From: Jeff Davis (jdavis@socketscience.com)
Date: Sat Feb 12 2000 - 15:18:33 MST
Anders Sandberg (asa@nada.kth.se)
10 Feb 2000 14:54:41 +0100 wrote:
>"john grigg" <starman125@hotmail.com> writes:
>> What could be very disturbing is when people decide to "turn off" their
>> conscience to do ethically malicious things. Of course drugs and alcohol
>> have been used for centuries in this way. Not just by individuals but also
>> governments and militaries.
>To take an example that came up in my "Big ideas" sf campaign: a business
leader being
>questioned about whether he had done some illegal things, and answered
turthfully: "I have no
>recollections of ever having done so, and I consider the act deeply
immoral!". But earlier he had
>been much less ethical, and deliberately created an ethical "Dr. Jekyll"
personality that had no
>memories and had very different values, and a "Mr. Hyde" personality with
no such inhibitions
>that appeared at certain points or in certain situations. So he could
continue his unethical
>dealings without his conscious knowledge. Of course the real problem here
is juridical: is he
>guilty of his crimes, or a victim of mental insanity? Is it a crime to do
this kind of restructuring?
>Should Mr. Hyde be punished but not Dr. Jekyll?

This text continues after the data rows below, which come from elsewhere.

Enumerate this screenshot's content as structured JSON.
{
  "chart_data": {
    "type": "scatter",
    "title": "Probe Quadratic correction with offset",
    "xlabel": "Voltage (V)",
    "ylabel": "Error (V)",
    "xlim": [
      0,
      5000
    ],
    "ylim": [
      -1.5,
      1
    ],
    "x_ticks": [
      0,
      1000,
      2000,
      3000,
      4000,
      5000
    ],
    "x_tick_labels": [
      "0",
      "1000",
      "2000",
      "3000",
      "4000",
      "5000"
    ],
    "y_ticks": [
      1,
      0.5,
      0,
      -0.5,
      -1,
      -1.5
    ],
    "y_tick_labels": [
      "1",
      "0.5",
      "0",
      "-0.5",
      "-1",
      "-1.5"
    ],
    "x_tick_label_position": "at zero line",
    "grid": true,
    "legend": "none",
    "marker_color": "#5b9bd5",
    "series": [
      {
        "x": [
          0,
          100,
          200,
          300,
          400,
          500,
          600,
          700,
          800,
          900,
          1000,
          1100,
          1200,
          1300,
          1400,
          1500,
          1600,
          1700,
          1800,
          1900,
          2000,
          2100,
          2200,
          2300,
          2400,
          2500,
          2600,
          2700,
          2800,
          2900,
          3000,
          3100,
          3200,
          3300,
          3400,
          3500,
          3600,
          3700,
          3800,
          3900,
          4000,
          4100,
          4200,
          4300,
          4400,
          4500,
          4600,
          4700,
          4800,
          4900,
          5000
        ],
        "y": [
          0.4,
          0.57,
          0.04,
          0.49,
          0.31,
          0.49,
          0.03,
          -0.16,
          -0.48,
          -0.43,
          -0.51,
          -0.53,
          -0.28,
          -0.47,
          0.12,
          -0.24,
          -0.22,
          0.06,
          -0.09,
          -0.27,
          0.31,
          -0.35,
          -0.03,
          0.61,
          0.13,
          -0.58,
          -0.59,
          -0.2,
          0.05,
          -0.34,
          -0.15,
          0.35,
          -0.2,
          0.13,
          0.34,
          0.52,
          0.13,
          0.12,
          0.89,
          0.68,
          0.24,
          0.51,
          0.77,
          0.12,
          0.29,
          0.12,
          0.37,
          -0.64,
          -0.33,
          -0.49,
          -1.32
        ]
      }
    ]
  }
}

It's clear to me--dare I say obvious--that if the Dr. Jekyll created this
personality duality so that the crimes could be committed without "his"
knowledge, then he is the leading agent in a criminal conspiracy, and
deserves the lion's share of the blame. Creating the means to escape
responsibility for your crimes is just an additional crime. Nail the
sumbitch.
Best, Jeff Davis
"Everything's hard till you know how to do it."